While Google-branded devices such as the Pixel and Pixel 2 should naturally follow this pattern, Google uses a staged rollout system for updates, which can delay update delivery by up to two weeks, though there may now be a way to override the staged rollout.

For phones sold through carriers, updates are delayed further. Essential, the phone company run by Android co-founder Andy Rubin, does not use staged rollouts, making it, on average, faster than Google’s own ability to deploy updates. However, as of last December, it appears only 50,000 Essential phones had been sold.

Blackberry is ranked third among Android device manufacturers in the chart, with security updates available weeks after their publication, across different models. Blackberry is susceptible to delays from carriers, though the company honors their guarantee of two years of security updates.

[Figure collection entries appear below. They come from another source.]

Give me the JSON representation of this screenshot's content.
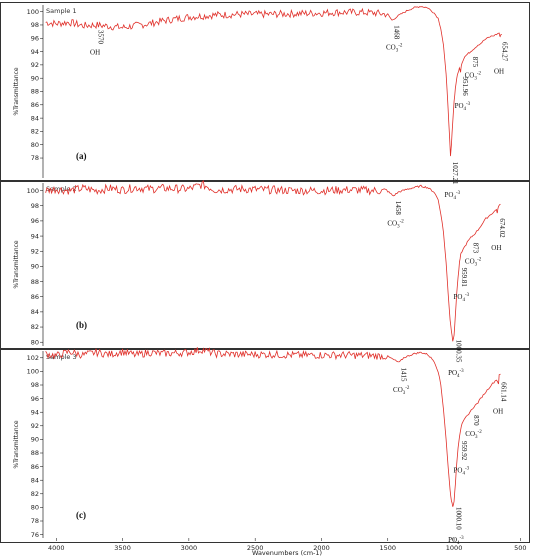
{
  "chart_data": [
    {
      "type": "line",
      "panel_label": "(a)",
      "sample_label": "Sample 1",
      "ylabel": "%Transmittance",
      "xlim": [
        4100,
        450
      ],
      "ylim": [
        75,
        101
      ],
      "yticks": [
        78,
        80,
        82,
        84,
        86,
        88,
        90,
        92,
        94,
        96,
        98,
        100
      ],
      "color": "#e0302a",
      "series": [
        {
          "x": [
            4080,
            4000,
            3900,
            3800,
            3700,
            3600,
            3500,
            3400,
            3300,
            3200,
            3000,
            2800,
            2600,
            2400,
            2200,
            2000,
            1900,
            1800,
            1700,
            1600,
            1500,
            1468,
            1420,
            1350,
            1300,
            1250,
            1200,
            1150,
            1120,
            1100,
            1080,
            1060,
            1045,
            1035,
            1027,
            1020,
            1010,
            1000,
            990,
            980,
            970,
            960,
            951,
            945,
            935,
            920,
            900,
            875,
            860,
            840,
            820,
            800,
            780,
            760,
            740,
            720,
            700,
            680,
            660,
            654,
            650,
            640
          ],
          "y": [
            98.4,
            98.2,
            98.4,
            97.9,
            98.0,
            97.8,
            97.6,
            97.9,
            98.2,
            98.6,
            99.2,
            99.5,
            99.6,
            99.6,
            99.7,
            99.8,
            99.9,
            99.9,
            99.9,
            99.8,
            99.6,
            98.7,
            99.4,
            100.2,
            100.6,
            100.8,
            100.6,
            99.8,
            99.0,
            97.5,
            95.0,
            90.5,
            85.5,
            81.5,
            78.2,
            80.0,
            83.5,
            86.5,
            88.5,
            90.0,
            90.8,
            91.5,
            91.0,
            92.0,
            92.6,
            93.2,
            93.6,
            94.0,
            94.3,
            94.6,
            95.0,
            95.2,
            95.6,
            95.9,
            96.1,
            96.3,
            96.4,
            96.6,
            96.8,
            96.2,
            96.5,
            96.6
          ]
        }
      ],
      "annotations": [
        {
          "x": 3700,
          "number": "3570",
          "label": "OH",
          "sub": "",
          "sup": ""
        },
        {
          "x": 1468,
          "number": "1468",
          "label": "CO",
          "sub": "3",
          "sup": "-2"
        },
        {
          "x": 1027,
          "number": "1027.21",
          "label": "PO",
          "sub": "4",
          "sup": "-3"
        },
        {
          "x": 951,
          "number": "951.96",
          "label": "PO",
          "sub": "4",
          "sup": "-3"
        },
        {
          "x": 875,
          "number": "875",
          "label": "CO",
          "sub": "3",
          "sup": "-2"
        },
        {
          "x": 654,
          "number": "654.27",
          "label": "OH",
          "sub": "",
          "sup": ""
        }
      ]
    },
    {
      "type": "line",
      "panel_label": "(b)",
      "sample_label": "Sample 2",
      "ylabel": "%Transmittance",
      "xlim": [
        4100,
        450
      ],
      "ylim": [
        79.5,
        101
      ],
      "yticks": [
        80,
        82,
        84,
        86,
        88,
        90,
        92,
        94,
        96,
        98,
        100
      ],
      "color": "#e0302a",
      "series": [
        {
          "x": [
            4080,
            4000,
            3900,
            3800,
            3700,
            3600,
            3500,
            3400,
            3300,
            3200,
            3000,
            2900,
            2800,
            2600,
            2400,
            2200,
            2000,
            1800,
            1600,
            1500,
            1458,
            1420,
            1350,
            1300,
            1250,
            1200,
            1150,
            1120,
            1100,
            1080,
            1060,
            1045,
            1030,
            1020,
            1010,
            1000,
            990,
            980,
            970,
            959,
            950,
            940,
            920,
            900,
            873,
            850,
            820,
            800,
            780,
            760,
            740,
            720,
            700,
            680,
            674,
            665,
            650
          ],
          "y": [
            100.0,
            100.2,
            100.0,
            100.3,
            100.0,
            100.3,
            100.1,
            100.4,
            100.2,
            100.3,
            100.2,
            100.8,
            100.1,
            100.2,
            100.1,
            100.0,
            100.0,
            100.1,
            100.0,
            99.9,
            99.3,
            99.8,
            100.2,
            100.4,
            100.6,
            100.4,
            99.8,
            98.8,
            97.0,
            94.5,
            90.5,
            86.5,
            83.0,
            81.5,
            80.2,
            81.0,
            83.5,
            86.5,
            88.5,
            90.5,
            91.5,
            92.0,
            92.6,
            93.2,
            93.8,
            94.2,
            94.8,
            95.3,
            95.8,
            96.3,
            96.6,
            96.9,
            97.2,
            97.5,
            97.0,
            98.0,
            98.2
          ]
        }
      ],
      "annotations": [
        {
          "x": 1458,
          "number": "1458",
          "label": "CO",
          "sub": "3",
          "sup": "-2"
        },
        {
          "x": 1000,
          "number": "1000.35",
          "label": "PO",
          "sub": "4",
          "sup": "-3"
        },
        {
          "x": 959,
          "number": "959.81",
          "label": "PO",
          "sub": "4",
          "sup": "-3"
        },
        {
          "x": 873,
          "number": "873",
          "label": "CO",
          "sub": "3",
          "sup": "-2"
        },
        {
          "x": 674,
          "number": "674.02",
          "label": "OH",
          "sub": "",
          "sup": ""
        }
      ]
    },
    {
      "type": "line",
      "panel_label": "(c)",
      "sample_label": "Sample 3",
      "ylabel": "%Transmittance",
      "xlabel": "Wavenumbers (cm-1)",
      "xlim": [
        4100,
        450
      ],
      "ylim": [
        75.5,
        103
      ],
      "yticks": [
        76,
        78,
        80,
        82,
        84,
        86,
        88,
        90,
        92,
        94,
        96,
        98,
        100,
        102
      ],
      "xticks": [
        4000,
        3500,
        3000,
        2500,
        2000,
        1500,
        1000,
        500
      ],
      "color": "#e0302a",
      "series": [
        {
          "x": [
            4080,
            4000,
            3900,
            3800,
            3700,
            3600,
            3500,
            3400,
            3300,
            3200,
            3100,
            3000,
            2900,
            2800,
            2600,
            2400,
            2200,
            2000,
            1800,
            1600,
            1500,
            1415,
            1380,
            1330,
            1300,
            1250,
            1200,
            1150,
            1120,
            1100,
            1080,
            1060,
            1045,
            1030,
            1020,
            1010,
            1000,
            990,
            980,
            970,
            959,
            950,
            940,
            920,
            900,
            870,
            850,
            820,
            800,
            780,
            760,
            740,
            720,
            700,
            680,
            665,
            660,
            650
          ],
          "y": [
            102.6,
            102.3,
            102.9,
            102.4,
            102.8,
            102.5,
            102.9,
            102.4,
            102.8,
            102.6,
            102.7,
            102.8,
            103.2,
            102.6,
            102.5,
            102.5,
            102.4,
            102.4,
            102.4,
            102.3,
            102.2,
            101.3,
            102.0,
            102.4,
            102.6,
            102.8,
            102.5,
            101.5,
            100.0,
            98.0,
            94.5,
            90.0,
            86.0,
            82.5,
            81.0,
            80.2,
            80.8,
            83.5,
            86.5,
            88.8,
            90.5,
            91.5,
            92.2,
            93.0,
            93.5,
            94.3,
            94.8,
            95.4,
            96.0,
            96.5,
            97.0,
            97.5,
            98.0,
            98.4,
            98.8,
            98.2,
            99.4,
            99.6
          ]
        }
      ],
      "annotations": [
        {
          "x": 1415,
          "number": "1415",
          "label": "CO",
          "sub": "3",
          "sup": "-2"
        },
        {
          "x": 1000,
          "number": "1000.10",
          "label": "PO",
          "sub": "4",
          "sup": "-3"
        },
        {
          "x": 959,
          "number": "959.92",
          "label": "PO",
          "sub": "4",
          "sup": "-3"
        },
        {
          "x": 870,
          "number": "870",
          "label": "CO",
          "sub": "3",
          "sup": "-2"
        },
        {
          "x": 661,
          "number": "661.14",
          "label": "OH",
          "sub": "",
          "sup": ""
        }
      ]
    }
  ]
}
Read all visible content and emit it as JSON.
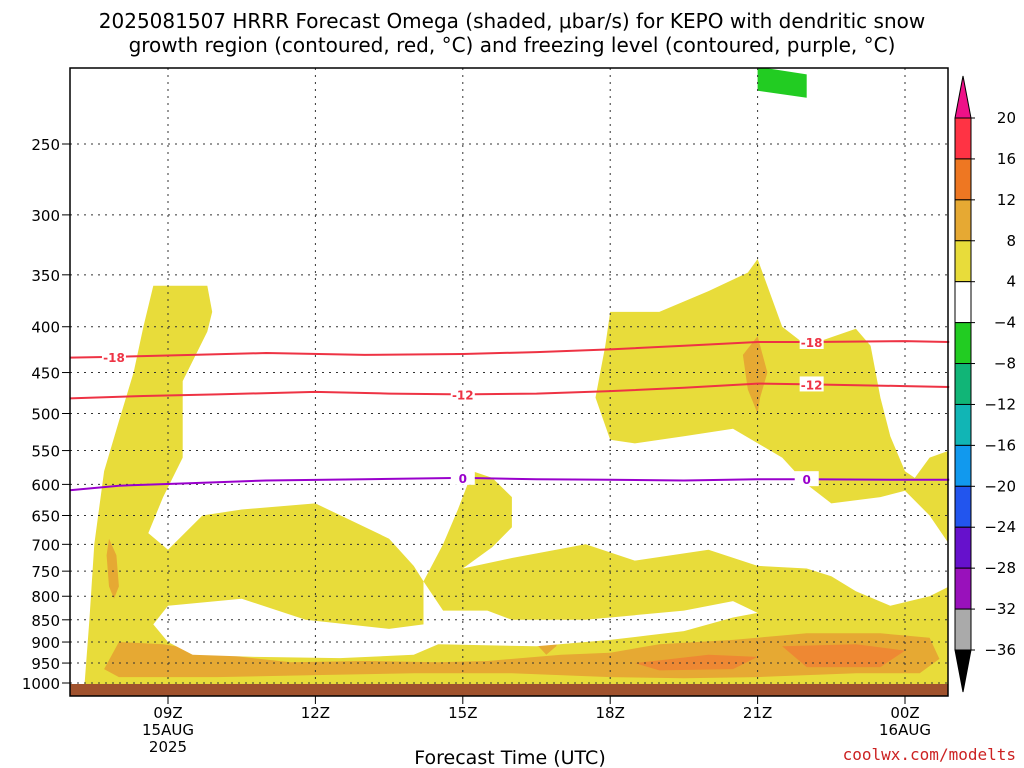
{
  "title_line1": "2025081507 HRRR Forecast Omega (shaded, μbar/s) for KEPO with dendritic snow",
  "title_line2": "growth region (contoured, red, °C) and freezing level (contoured, purple, °C)",
  "credit": "coolwx.com/modelts",
  "chart_data": {
    "type": "heatmap",
    "title": "2025081507 HRRR Forecast Omega (shaded, μbar/s) for KEPO with dendritic snow growth region (contoured, red, °C) and freezing level (contoured, purple, °C)",
    "xlabel": "Forecast Time (UTC)",
    "ylabel": "",
    "x_range_hours": [
      7,
      24.9
    ],
    "y_range_hPa": [
      1012,
      200
    ],
    "y_scale": "log-pressure",
    "grid": true,
    "x_ticks": [
      {
        "hour": 9,
        "lines": [
          "09Z",
          "15AUG",
          "2025"
        ]
      },
      {
        "hour": 12,
        "lines": [
          "12Z"
        ]
      },
      {
        "hour": 15,
        "lines": [
          "15Z"
        ]
      },
      {
        "hour": 18,
        "lines": [
          "18Z"
        ]
      },
      {
        "hour": 21,
        "lines": [
          "21Z"
        ]
      },
      {
        "hour": 24,
        "lines": [
          "00Z",
          "16AUG"
        ]
      }
    ],
    "y_ticks": [
      1000,
      950,
      900,
      850,
      800,
      750,
      700,
      650,
      600,
      550,
      500,
      450,
      400,
      350,
      300,
      250
    ],
    "colorbar": {
      "levels": [
        "20",
        "16",
        "12",
        "8",
        "4",
        "−4",
        "−8",
        "−12",
        "−16",
        "−20",
        "−24",
        "−28",
        "−32",
        "−36"
      ],
      "colors": [
        "#ff3344",
        "#ee7722",
        "#e6a933",
        "#e8dc3a",
        "#ffffff",
        "#22cc22",
        "#11b577",
        "#11b5b5",
        "#1199ee",
        "#2255ee",
        "#6611cc",
        "#9911bb",
        "#aaaaaa"
      ],
      "top_arrow_color": "#ee1188",
      "bottom_arrow_color": "#000000"
    },
    "contours": [
      {
        "name": "-18",
        "color": "#ee3344",
        "label_hours": [
          7.9,
          22.1
        ],
        "points": [
          [
            7.0,
            433
          ],
          [
            8.0,
            432
          ],
          [
            9.5,
            430
          ],
          [
            11.0,
            428
          ],
          [
            13.0,
            430
          ],
          [
            15.0,
            429
          ],
          [
            16.5,
            427
          ],
          [
            18.0,
            424
          ],
          [
            19.5,
            420
          ],
          [
            21.0,
            416
          ],
          [
            22.1,
            416
          ],
          [
            24.0,
            415
          ],
          [
            24.9,
            416
          ]
        ]
      },
      {
        "name": "-12",
        "color": "#ee3344",
        "label_hours": [
          15.0,
          22.1
        ],
        "points": [
          [
            7.0,
            481
          ],
          [
            8.5,
            478
          ],
          [
            10.0,
            476
          ],
          [
            12.0,
            473
          ],
          [
            13.5,
            475
          ],
          [
            15.0,
            476
          ],
          [
            16.5,
            475
          ],
          [
            18.0,
            472
          ],
          [
            19.5,
            468
          ],
          [
            21.0,
            463
          ],
          [
            22.1,
            464
          ],
          [
            24.0,
            466
          ],
          [
            24.9,
            467
          ]
        ]
      },
      {
        "name": "0",
        "color": "#9900cc",
        "label_hours": [
          15.0,
          22.0
        ],
        "points": [
          [
            7.0,
            609
          ],
          [
            8.0,
            602
          ],
          [
            9.5,
            598
          ],
          [
            11.0,
            594
          ],
          [
            13.0,
            592
          ],
          [
            15.0,
            590
          ],
          [
            16.5,
            592
          ],
          [
            18.0,
            593
          ],
          [
            19.5,
            594
          ],
          [
            21.0,
            592
          ],
          [
            22.0,
            592
          ],
          [
            24.0,
            593
          ],
          [
            24.9,
            593
          ]
        ]
      }
    ],
    "regions": [
      {
        "value_bin": "4",
        "color": "#e8dc3a",
        "points": [
          [
            7.3,
            1005
          ],
          [
            7.4,
            850
          ],
          [
            7.5,
            700
          ],
          [
            7.7,
            580
          ],
          [
            8.0,
            510
          ],
          [
            8.3,
            450
          ],
          [
            8.5,
            400
          ],
          [
            8.7,
            360
          ],
          [
            9.8,
            360
          ],
          [
            9.9,
            385
          ],
          [
            9.8,
            405
          ],
          [
            9.3,
            460
          ],
          [
            9.3,
            560
          ],
          [
            8.9,
            620
          ],
          [
            8.6,
            680
          ],
          [
            9.0,
            710
          ],
          [
            9.7,
            650
          ],
          [
            10.5,
            640
          ],
          [
            12.0,
            630
          ],
          [
            13.5,
            690
          ],
          [
            14.0,
            740
          ],
          [
            14.2,
            770
          ],
          [
            14.6,
            700
          ],
          [
            14.9,
            640
          ],
          [
            15.2,
            580
          ],
          [
            15.6,
            590
          ],
          [
            16.0,
            620
          ],
          [
            16.0,
            670
          ],
          [
            15.6,
            705
          ],
          [
            15.0,
            745
          ],
          [
            16.0,
            725
          ],
          [
            17.5,
            700
          ],
          [
            18.5,
            730
          ],
          [
            20.0,
            710
          ],
          [
            21.0,
            740
          ],
          [
            22.0,
            745
          ],
          [
            22.5,
            760
          ],
          [
            23.0,
            790
          ],
          [
            23.7,
            820
          ],
          [
            24.5,
            800
          ],
          [
            24.9,
            780
          ],
          [
            24.9,
            1005
          ],
          [
            22.0,
            1005
          ],
          [
            19.0,
            1005
          ],
          [
            16.0,
            1005
          ],
          [
            13.0,
            1005
          ],
          [
            10.0,
            1005
          ]
        ]
      },
      {
        "value_bin": "4",
        "color": "#e8dc3a",
        "points": [
          [
            18.0,
            535
          ],
          [
            17.7,
            480
          ],
          [
            17.9,
            420
          ],
          [
            18.0,
            385
          ],
          [
            19.0,
            385
          ],
          [
            20.0,
            365
          ],
          [
            20.8,
            348
          ],
          [
            21.0,
            336
          ],
          [
            21.5,
            400
          ],
          [
            22.0,
            420
          ],
          [
            23.0,
            402
          ],
          [
            23.3,
            420
          ],
          [
            23.5,
            480
          ],
          [
            23.7,
            530
          ],
          [
            24.0,
            580
          ],
          [
            24.2,
            590
          ],
          [
            24.5,
            560
          ],
          [
            24.9,
            550
          ],
          [
            24.9,
            700
          ],
          [
            24.5,
            650
          ],
          [
            24.0,
            610
          ],
          [
            23.5,
            620
          ],
          [
            22.5,
            630
          ],
          [
            22.0,
            600
          ],
          [
            21.5,
            560
          ],
          [
            20.5,
            520
          ],
          [
            19.5,
            530
          ],
          [
            18.5,
            540
          ]
        ]
      },
      {
        "value_bin": "8",
        "color": "#e6a933",
        "points": [
          [
            8.0,
            900
          ],
          [
            8.9,
            905
          ],
          [
            10.5,
            935
          ],
          [
            11.5,
            948
          ],
          [
            13.0,
            945
          ],
          [
            14.5,
            948
          ],
          [
            15.5,
            945
          ],
          [
            17.0,
            930
          ],
          [
            18.0,
            925
          ],
          [
            19.0,
            905
          ],
          [
            20.5,
            895
          ],
          [
            22.0,
            880
          ],
          [
            23.5,
            880
          ],
          [
            24.5,
            890
          ],
          [
            24.7,
            940
          ],
          [
            24.3,
            975
          ],
          [
            23.0,
            975
          ],
          [
            21.0,
            985
          ],
          [
            19.5,
            988
          ],
          [
            18.0,
            985
          ],
          [
            16.0,
            975
          ],
          [
            14.0,
            975
          ],
          [
            12.0,
            980
          ],
          [
            10.0,
            985
          ],
          [
            8.0,
            985
          ],
          [
            7.7,
            965
          ]
        ]
      },
      {
        "value_bin": "8",
        "color": "#e6a933",
        "points": [
          [
            7.8,
            690
          ],
          [
            7.95,
            720
          ],
          [
            8.0,
            780
          ],
          [
            7.9,
            805
          ],
          [
            7.8,
            780
          ],
          [
            7.75,
            720
          ]
        ]
      },
      {
        "value_bin": "8",
        "color": "#e6a933",
        "points": [
          [
            16.8,
            860
          ],
          [
            17.0,
            880
          ],
          [
            16.9,
            910
          ],
          [
            16.7,
            930
          ],
          [
            16.5,
            905
          ],
          [
            16.6,
            875
          ]
        ]
      },
      {
        "value_bin": "8",
        "color": "#e6a933",
        "points": [
          [
            21.0,
            410
          ],
          [
            21.2,
            450
          ],
          [
            21.05,
            480
          ],
          [
            21.0,
            500
          ],
          [
            20.8,
            470
          ],
          [
            20.7,
            430
          ]
        ]
      },
      {
        "value_bin": "12",
        "color": "#ee8833",
        "points": [
          [
            21.5,
            910
          ],
          [
            23.0,
            905
          ],
          [
            24.0,
            920
          ],
          [
            23.5,
            960
          ],
          [
            22.0,
            960
          ]
        ]
      },
      {
        "value_bin": "12",
        "color": "#ee8833",
        "points": [
          [
            18.5,
            950
          ],
          [
            20.0,
            930
          ],
          [
            21.0,
            935
          ],
          [
            20.5,
            965
          ],
          [
            19.0,
            968
          ]
        ]
      },
      {
        "value_bin": "−4",
        "color": "#22cc22",
        "points": [
          [
            21.0,
            205
          ],
          [
            22.0,
            209
          ],
          [
            22.0,
            222
          ],
          [
            21.0,
            218
          ]
        ]
      }
    ],
    "white_bands": [
      {
        "points": [
          [
            9.0,
            820
          ],
          [
            10.5,
            805
          ],
          [
            11.8,
            850
          ],
          [
            13.5,
            870
          ],
          [
            14.2,
            860
          ],
          [
            14.2,
            770
          ],
          [
            14.6,
            830
          ],
          [
            15.5,
            830
          ],
          [
            16.0,
            850
          ],
          [
            17.5,
            850
          ],
          [
            18.5,
            840
          ],
          [
            19.5,
            830
          ],
          [
            20.5,
            810
          ],
          [
            21.0,
            835
          ],
          [
            20.5,
            845
          ],
          [
            19.5,
            875
          ],
          [
            18.0,
            895
          ],
          [
            16.5,
            910
          ],
          [
            14.5,
            905
          ],
          [
            14.0,
            930
          ],
          [
            12.5,
            938
          ],
          [
            10.8,
            935
          ],
          [
            9.5,
            930
          ],
          [
            9.0,
            900
          ],
          [
            8.7,
            860
          ]
        ]
      }
    ],
    "ground_band_hPa": [
      1012,
      1030
    ]
  }
}
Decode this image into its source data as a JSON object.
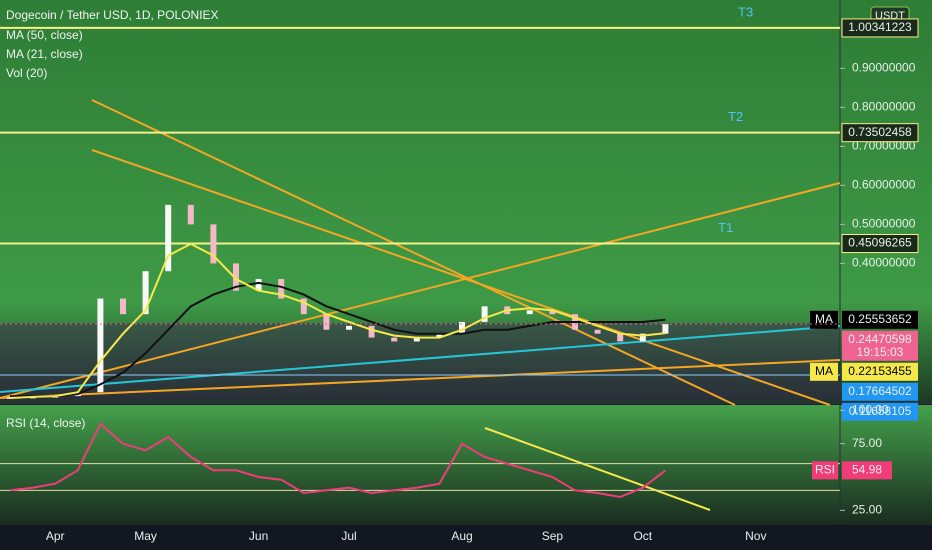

Nokia (as HMD Global) and Sony are ranked just behind Blackberry, though official availability of Nokia phones stateside is limited. While Sony is a major smartphone player in Japan and Europe, the company has had difficulty making a meaningful impact in the US market due to difficulties working with carriers, and an unexplained problem that prevented the company from shipping phones with fingerprint sensors (though they can be enabled by flashing a different region ROM to the phone.) Sony’s 2018 lineup, including the XA2 and XZ2 series do include fingerprint support, though it was moved from the power button.

Rounding out the bottom of the list are Blu and Wiko, both of which are effectively imprints of Shenzhen-based ODM Tinno Mobile. Device support ranges from 1-1.5 years, with no security updates available within a month after publication. Marginally better than those two are HTC and Huawei, which do manage timely security updates on limited phones in specific circumstances.

While the report specifically addresses security updates, the difficulty of building updates in general is one that Google has sought to fix with the release of Android 8.0 (Oreo). Devices that ship with Oreo or higher are obligated to support Project Treble out of the box, which will allow device manufacturers to streamline the update process, as the overhead of building updates is lessened.